An ABC News report questioning the ethics of a West Virginia Supreme Court justice (see Gavel Grab) continues to generate debate. Now an assistant law professor suggests the state could take a leadership role on judicial ethics questions.

“Because the West Virginia Supreme Court is sort of in the spotlight and has been with a number of years with the issue of canons requiring to recuse or disclose when there is an appearance of impropriety, West Virginia is in position to take a leadership role on these questions of judicial ethics,” Kendra Huard Fershee of the West Virginia University College of Law told the Charleston Daily Mail.

Not long ago, West Virginia became the poster child for critics of runaway judicial election spending in a case that brought disrepute to the court and resulted in the U.S. Supreme Court’s landmark Caperton v. Massey ruling (see the JAS web page for background).
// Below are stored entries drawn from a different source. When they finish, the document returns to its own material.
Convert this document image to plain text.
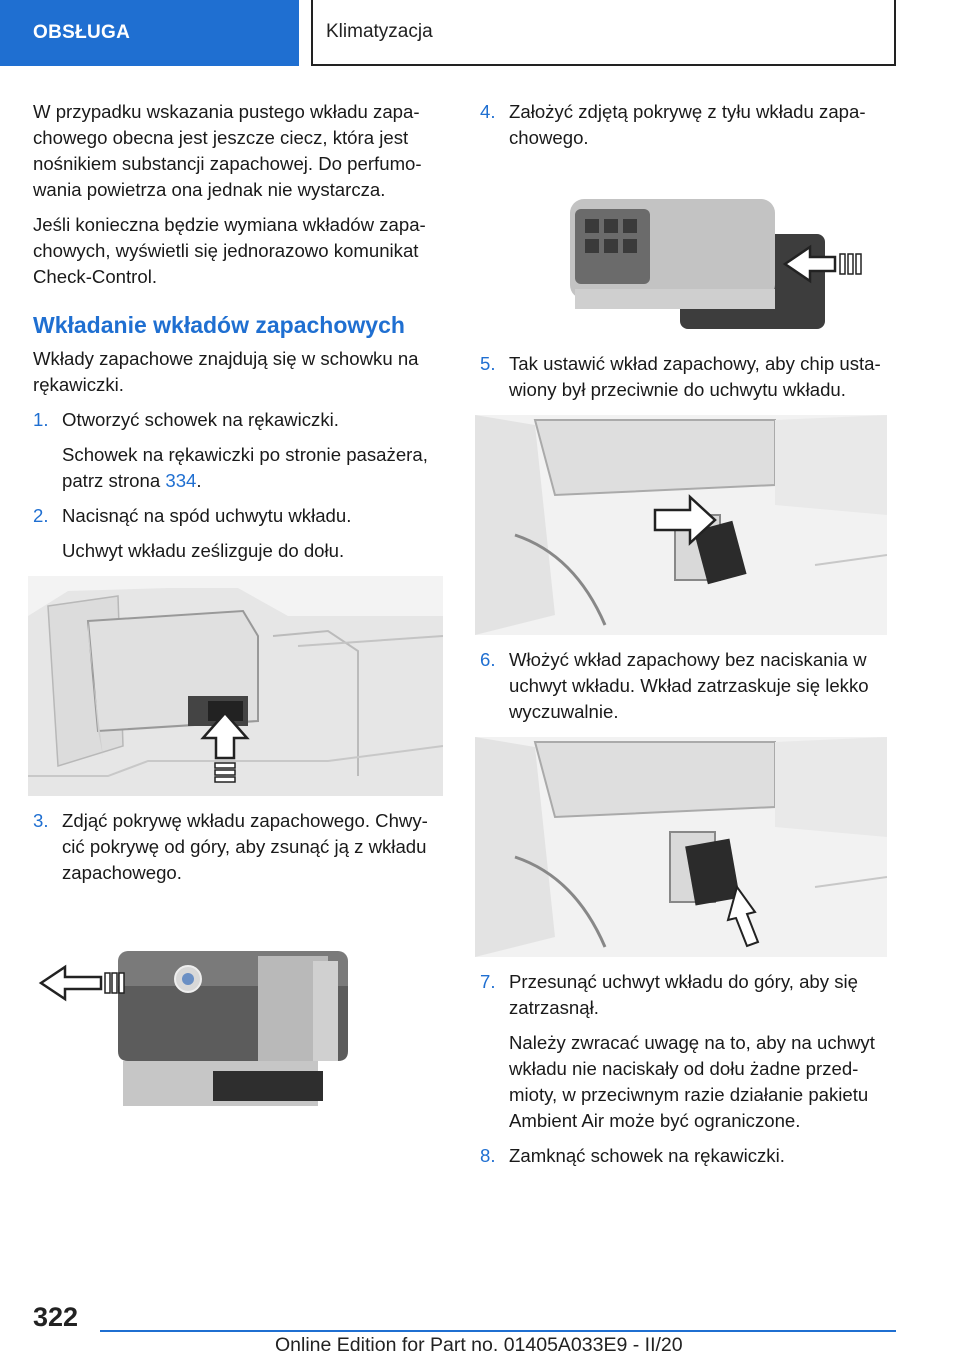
OBSŁUGA	Klimatyzacja

W przypadku wskazania pustego wkładu zapachowego obecna jest jeszcze ciecz, która jest nośnikiem substancji zapachowej. Do perfumowania powietrza ona jednak nie wystarcza.

Jeśli konieczna będzie wymiana wkładów zapachowych, wyświetli się jednorazowo komunikat Check-Control.

Wkładanie wkładów zapachowych

Wkłady zapachowe znajdują się w schowku na rękawiczki.

1. Otworzyć schowek na rękawiczki.
Schowek na rękawiczki po stronie pasażera, patrz strona 334.
2. Nacisnąć na spód uchwytu wkładu.
Uchwyt wkładu ześlizguje do dołu.
3. Zdjąć pokrywę wkładu zapachowego. Chwycić pokrywę od góry, aby zsunąć ją z wkładu zapachowego.
4. Założyć zdjętą pokrywę z tyłu wkładu zapachowego.
5. Tak ustawić wkład zapachowy, aby chip ustawiony był przeciwnie do uchwytu wkładu.
6. Włożyć wkład zapachowy bez naciskania w uchwyt wkładu. Wkład zatrzaskuje się lekko wyczuwalnie.
7. Przesunąć uchwyt wkładu do góry, aby się zatrzasnął.
Należy zwracać uwagę na to, aby na uchwyt wkładu nie naciskały od dołu żadne przedmioty, w przeciwnym razie działanie pakietu Ambient Air może być ograniczone.
8. Zamknąć schowek na rękawiczki.
322
Online Edition for Part no. 01405A033E9 - II/20
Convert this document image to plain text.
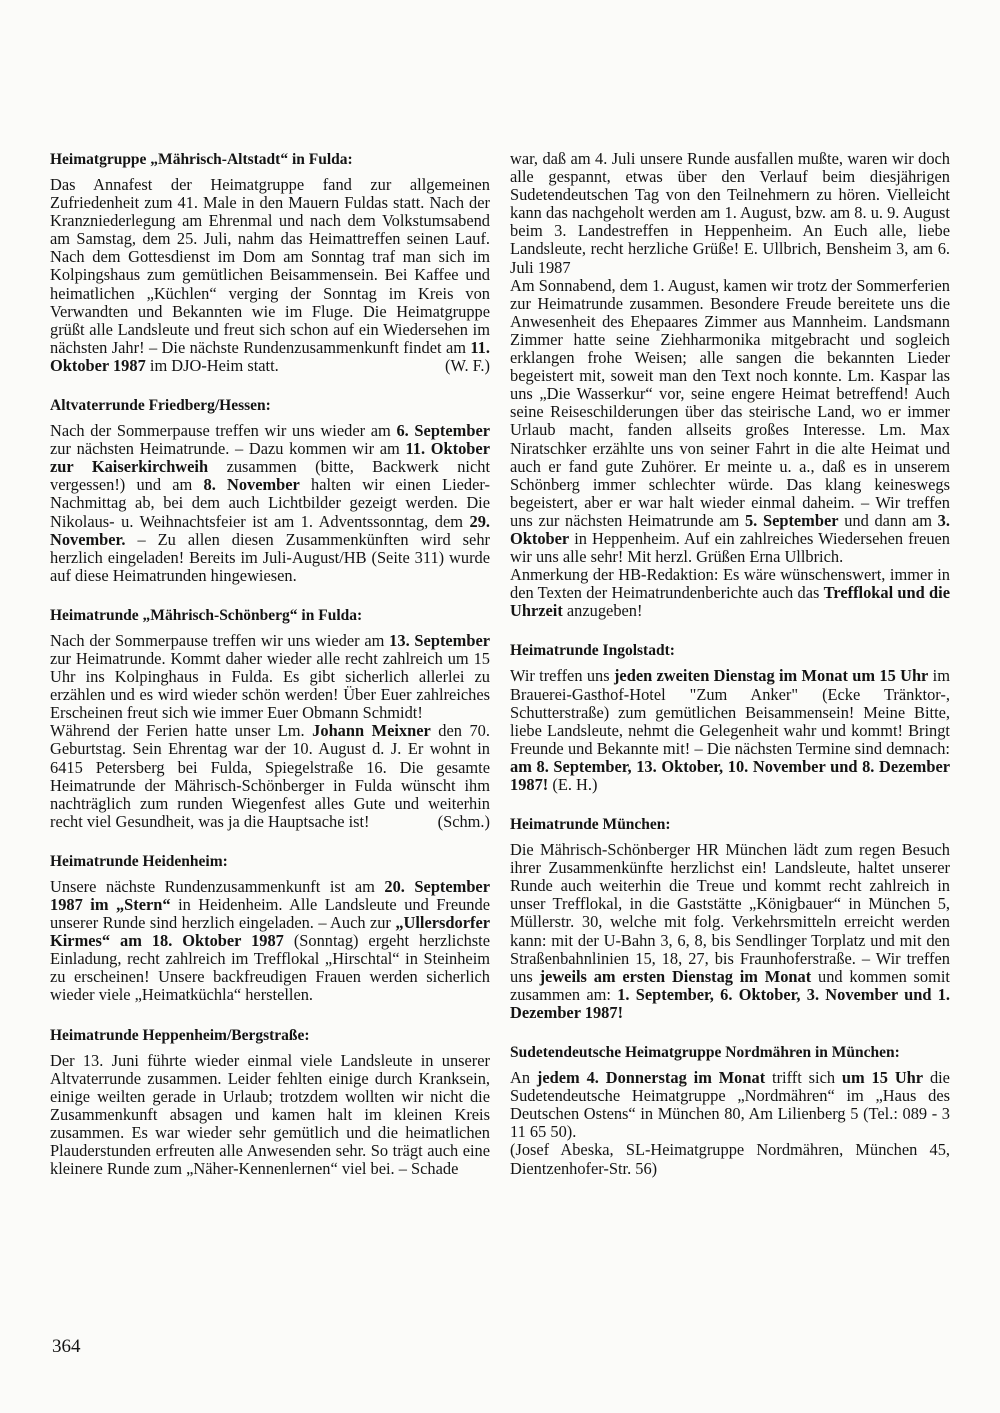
Heimatgruppe „Mährisch-Altstadt“ in Fulda:

Das Annafest der Heimatgruppe fand zur allgemeinen Zufriedenheit zum 41. Male in den Mauern Fuldas statt. Nach der Kranzniederlegung am Ehrenmal und nach dem Volkstumsabend am Samstag, dem 25. Juli, nahm das Heimattreffen seinen Lauf. Nach dem Gottesdienst im Dom am Sonntag traf man sich im Kolpingshaus zum gemütlichen Beisammensein. Bei Kaffee und heimatlichen „Küchlen“ verging der Sonntag im Kreis von Verwandten und Bekannten wie im Fluge. Die Heimatgruppe grüßt alle Landsleute und freut sich schon auf ein Wiedersehen im nächsten Jahr! – Die nächste Rundenzusammenkunft findet am 11. Oktober 1987 im DJO-Heim statt.	(W. F.)

Altvaterrunde Friedberg/Hessen:

Nach der Sommerpause treffen wir uns wieder am 6. September zur nächsten Heimatrunde. – Dazu kommen wir am 11. Oktober zur Kaiserkirchweih zusammen (bitte, Backwerk nicht vergessen!) und am 8. November halten wir einen Lieder-Nachmittag ab, bei dem auch Lichtbilder gezeigt werden. Die Nikolaus- u. Weihnachtsfeier ist am 1. Adventssonntag, dem 29. November. – Zu allen diesen Zusammenkünften wird sehr herzlich eingeladen! Bereits im Juli-August/HB (Seite 311) wurde auf diese Heimatrunden hingewiesen.

Heimatrunde „Mährisch-Schönberg“ in Fulda:

Nach der Sommerpause treffen wir uns wieder am 13. September zur Heimatrunde. Kommt daher wieder alle recht zahlreich um 15 Uhr ins Kolpinghaus in Fulda. Es gibt sicherlich allerlei zu erzählen und es wird wieder schön werden! Über Euer zahlreiches Erscheinen freut sich wie immer Euer Obmann Schmidt!

Während der Ferien hatte unser Lm. Johann Meixner den 70. Geburtstag. Sein Ehrentag war der 10. August d. J. Er wohnt in 6415 Petersberg bei Fulda, Spiegelstraße 16. Die gesamte Heimatrunde der Mährisch-Schönberger in Fulda wünscht ihm nachträglich zum runden Wiegenfest alles Gute und weiterhin recht viel Gesundheit, was ja die Hauptsache ist!	(Schm.)

Heimatrunde Heidenheim:

Unsere nächste Rundenzusammenkunft ist am 20. September 1987 im „Stern“ in Heidenheim. Alle Landsleute und Freunde unserer Runde sind herzlich eingeladen. – Auch zur „Ullersdorfer Kirmes“ am 18. Oktober 1987 (Sonntag) ergeht herzlichste Einladung, recht zahlreich im Trefflokal „Hirschtal“ in Steinheim zu erscheinen! Unsere backfreudigen Frauen werden sicherlich wieder viele „Heimatküchla“ herstellen.

Heimatrunde Heppenheim/Bergstraße:

Der 13. Juni führte wieder einmal viele Landsleute in unserer Altvaterrunde zusammen. Leider fehlten einige durch Kranksein, einige weilten gerade in Urlaub; trotzdem wollten wir nicht die Zusammenkunft absagen und kamen halt im kleinen Kreis zusammen. Es war wieder sehr gemütlich und die heimatlichen Plauderstunden erfreuten alle Anwesenden sehr. So trägt auch eine kleinere Runde zum „Näher-Kennenlernen“ viel bei. – Schade

war, daß am 4. Juli unsere Runde ausfallen mußte, waren wir doch alle gespannt, etwas über den Verlauf beim diesjährigen Sudetendeutschen Tag von den Teilnehmern zu hören. Vielleicht kann das nachgeholt werden am 1. August, bzw. am 8. u. 9. August beim 3. Landestreffen in Heppenheim. An Euch alle, liebe Landsleute, recht herzliche Grüße! E. Ullbrich, Bensheim 3, am 6. Juli 1987

Am Sonnabend, dem 1. August, kamen wir trotz der Sommerferien zur Heimatrunde zusammen. Besondere Freude bereitete uns die Anwesenheit des Ehepaares Zimmer aus Mannheim. Landsmann Zimmer hatte seine Ziehharmonika mitgebracht und sogleich erklangen frohe Weisen; alle sangen die bekannten Lieder begeistert mit, soweit man den Text noch konnte. Lm. Kaspar las uns „Die Wasserkur“ vor, seine engere Heimat betreffend! Auch seine Reiseschilderungen über das steirische Land, wo er immer Urlaub macht, fanden allseits großes Interesse. Lm. Max Niratschker erzählte uns von seiner Fahrt in die alte Heimat und auch er fand gute Zuhörer. Er meinte u. a., daß es in unserem Schönberg immer schlechter würde. Das klang keineswegs begeistert, aber er war halt wieder einmal daheim. – Wir treffen uns zur nächsten Heimatrunde am 5. September und dann am 3. Oktober in Heppenheim. Auf ein zahlreiches Wiedersehen freuen wir uns alle sehr! Mit herzl. Grüßen Erna Ullbrich.

Anmerkung der HB-Redaktion: Es wäre wünschenswert, immer in den Texten der Heimatrundenberichte auch das Trefflokal und die Uhrzeit anzugeben!

Heimatrunde Ingolstadt:

Wir treffen uns jeden zweiten Dienstag im Monat um 15 Uhr im Brauerei-Gasthof-Hotel "Zum Anker" (Ecke Tränktor-, Schutterstraße) zum gemütlichen Beisammensein! Meine Bitte, liebe Landsleute, nehmt die Gelegenheit wahr und kommt! Bringt Freunde und Bekannte mit! – Die nächsten Termine sind demnach: am 8. September, 13. Oktober, 10. November und 8. Dezember 1987! (E. H.)

Heimatrunde München:

Die Mährisch-Schönberger HR München lädt zum regen Besuch ihrer Zusammenkünfte herzlichst ein! Landsleute, haltet unserer Runde auch weiterhin die Treue und kommt recht zahlreich in unser Trefflokal, in die Gaststätte „Königbauer“ in München 5, Müllerstr. 30, welche mit folg. Verkehrsmitteln erreicht werden kann: mit der U-Bahn 3, 6, 8, bis Sendlinger Torplatz und mit den Straßenbahnlinien 15, 18, 27, bis Fraunhoferstraße. – Wir treffen uns jeweils am ersten Dienstag im Monat und kommen somit zusammen am: 1. September, 6. Oktober, 3. November und 1. Dezember 1987!

Sudetendeutsche Heimatgruppe Nordmähren in München:

An jedem 4. Donnerstag im Monat trifft sich um 15 Uhr die Sudetendeutsche Heimatgruppe „Nordmähren“ im „Haus des Deutschen Ostens“ in München 80, Am Lilienberg 5 (Tel.: 089 - 3 11 65 50).

(Josef Abeska, SL-Heimatgruppe Nordmähren, München 45, Dientzenhofer-Str. 56)

364
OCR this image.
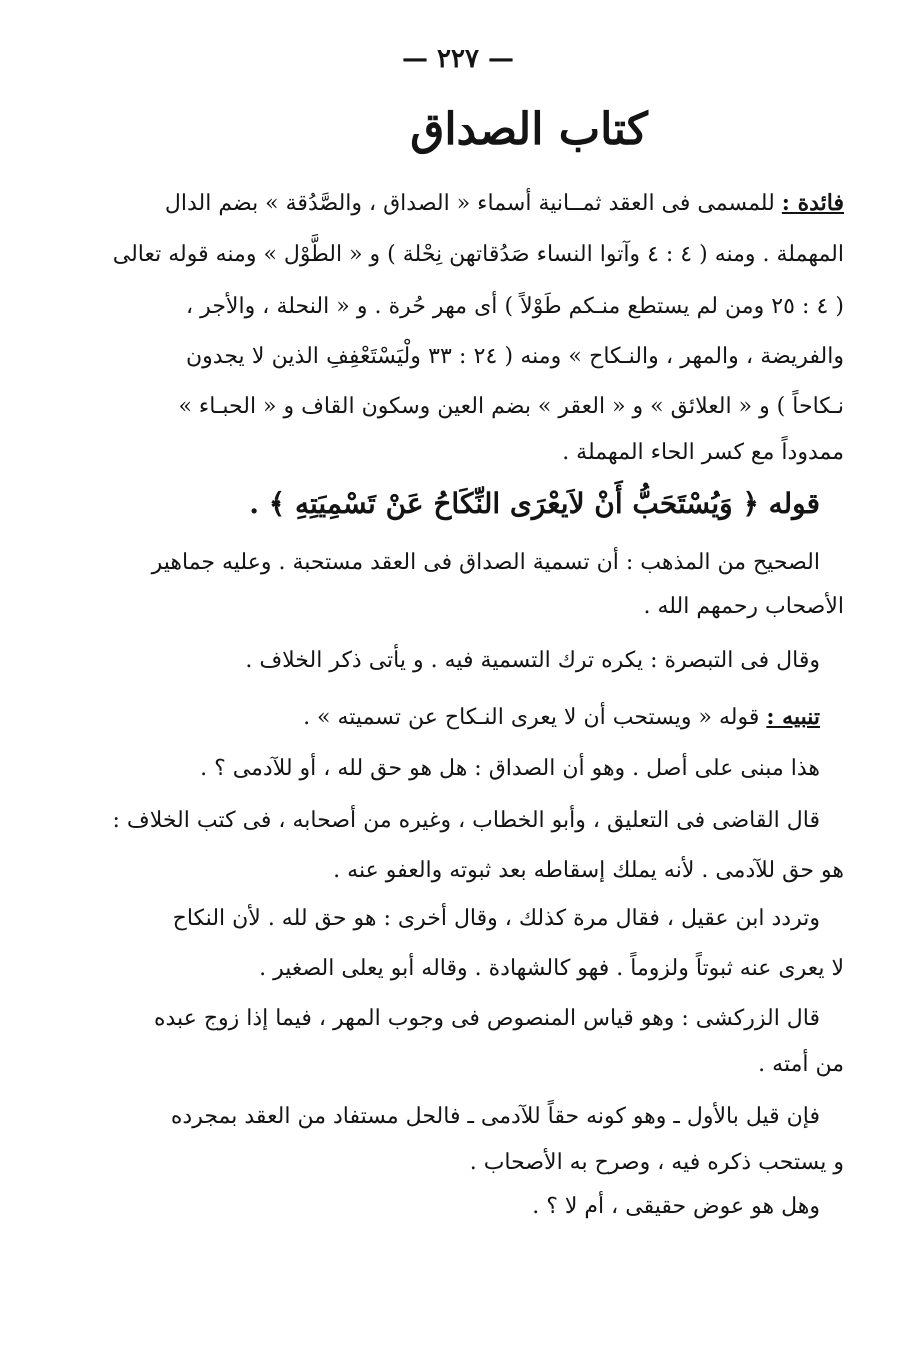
— ٢٢٧ —
كتاب الصداق
فائدة : للمسمى فى العقد ثمــانية أسماء « الصداق ، والصَّدُقة » بضم الدال
المهملة . ومنه ( ٤ : ٤ وآتوا النساء صَدُقاتهن نِحْلة ) و « الطَّوْل » ومنه قوله تعالى
( ٤ : ٢٥ ومن لم يستطع منـكم طَوْلاً ) أى مهر حُرة . و « النحلة ، والأجر ،
والفريضة ، والمهر ، والنـكاح » ومنه ( ٢٤ : ٣٣ ولْيَسْتَعْفِفِ الذين لا يجدون
نـكاحاً ) و « العلائق » و « العقر » بضم العين وسكون القاف و « الحبـاء »
ممدوداً مع كسر الحاء المهملة .
قوله ﴿ وَيُسْتَحَبُّ أَنْ لاَيعْرَى النِّكَاحُ عَنْ تَسْمِيَتِهِ ﴾ .
الصحيح من المذهب : أن تسمية الصداق فى العقد مستحبة . وعليه جماهير
الأصحاب رحمهم الله .
وقال فى التبصرة : يكره ترك التسمية فيه . و يأتى ذكر الخلاف .
تنبيه : قوله « ويستحب أن لا يعرى النـكاح عن تسميته » .
هذا مبنى على أصل . وهو أن الصداق : هل هو حق لله ، أو للآدمى ؟ .
قال القاضى فى التعليق ، وأبو الخطاب ، وغيره من أصحابه ، فى كتب الخلاف :
هو حق للآدمى . لأنه يملك إسقاطه بعد ثبوته والعفو عنه .
وتردد ابن عقيل ، فقال مرة كذلك ، وقال أخرى : هو حق لله . لأن النكاح
لا يعرى عنه ثبوتاً ولزوماً . فهو كالشهادة . وقاله أبو يعلى الصغير .
قال الزركشى : وهو قياس المنصوص فى وجوب المهر ، فيما إذا زوج عبده
من أمته .
فإن قيل بالأول ـ وهو كونه حقاً للآدمى ـ فالحل مستفاد من العقد بمجرده
و يستحب ذكره فيه ، وصرح به الأصحاب .
وهل هو عوض حقيقى ، أم لا ؟ .
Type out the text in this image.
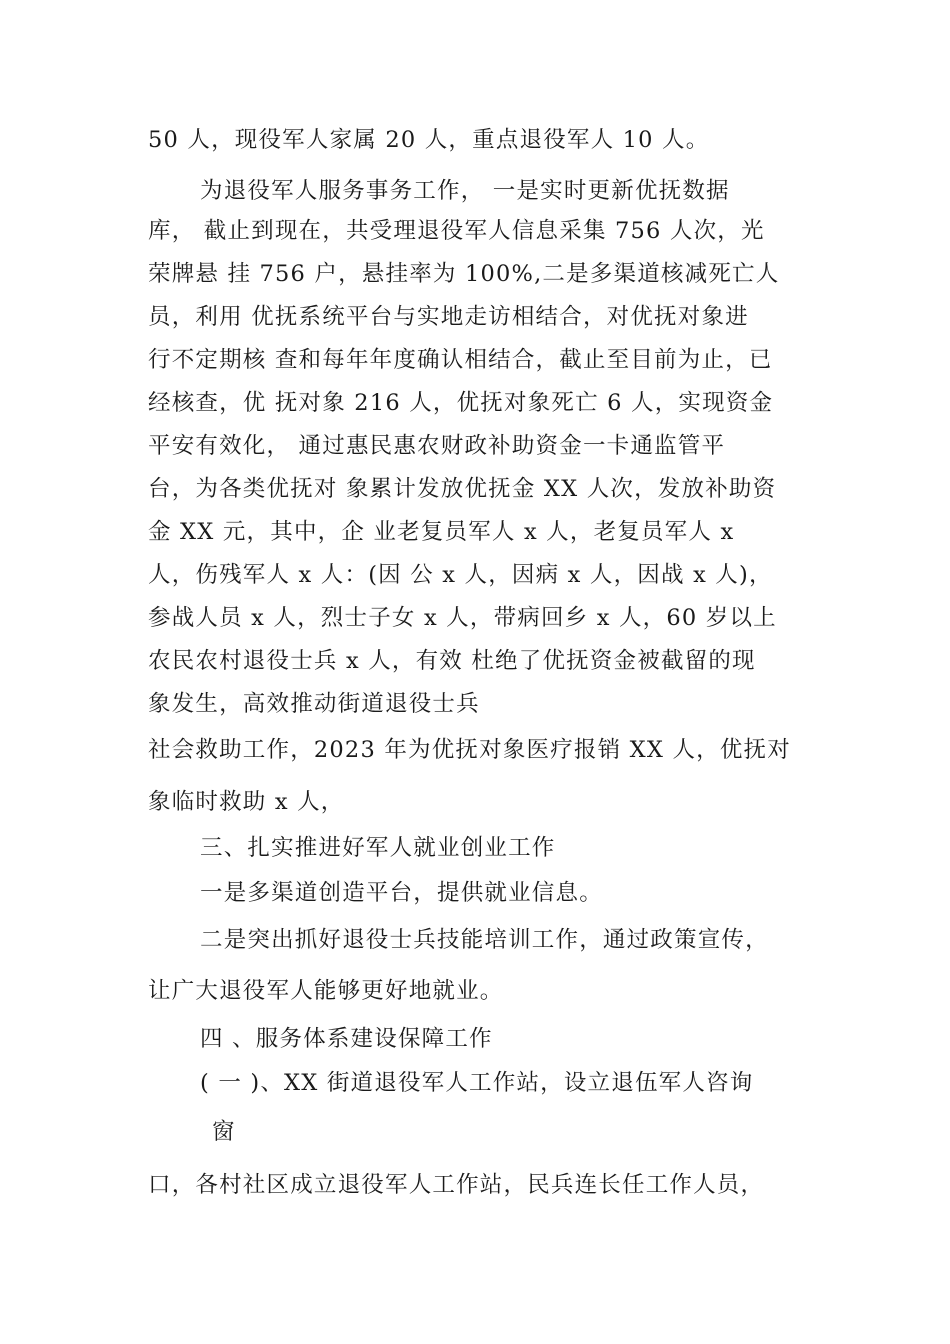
50 人，现役军人家属 20 人，重点退役军人 10 人。
为退役军人服务事务工作， 一是实时更新优抚数据
库， 截止到现在，共受理退役军人信息采集 756 人次，光
荣牌悬 挂 756 户，悬挂率为 100%,二是多渠道核减死亡人
员，利用 优抚系统平台与实地走访相结合，对优抚对象进
行不定期核 查和每年年度确认相结合，截止至目前为止，已
经核查，优 抚对象 216 人，优抚对象死亡 6 人，实现资金
平安有效化， 通过惠民惠农财政补助资金一卡通监管平
台，为各类优抚对 象累计发放优抚金 XX 人次，发放补助资
金 XX 元，其中，企 业老复员军人 x 人，老复员军人 x
人，伤残军人 x 人：(因 公 x 人，因病 x 人，因战 x 人)，
参战人员 x 人，烈士子女 x 人，带病回乡 x 人，60 岁以上
农民农村退役士兵 x 人，有效 杜绝了优抚资金被截留的现
象发生，高效推动街道退役士兵
社会救助工作，2023 年为优抚对象医疗报销 XX 人，优抚对
象临时救助 x 人，
三、扎实推进好军人就业创业工作
一是多渠道创造平台，提供就业信息。
二是突出抓好退役士兵技能培训工作，通过政策宣传，
让广大退役军人能够更好地就业。
四 、服务体系建设保障工作
( 一 )、XX 街道退役军人工作站，设立退伍军人咨询
窗
口，各村社区成立退役军人工作站，民兵连长任工作人员，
Fershee said that after Caperton, the context for a West Virginia Supreme Court justice’s weighing the appearance of impropriety, in order to decide whether to recuse from a case, is different.

“If people are on high alert, the potential for impropriety at the Supreme Court level based on Caperton, the standard is even more sensitive or even lower than it would already be,” she said.

ABC News questioned whether  election-year fundraising and a plaintiff’s attorney’s private Lear Jet deal tipped the scales of justice in a case before the high court, or at least gave that appearance. Chief Justice Robin Davis said she was not involved in the jet transaction, she did not know who the campaign donors were, and there was no reason for her to recuse from the case at issue.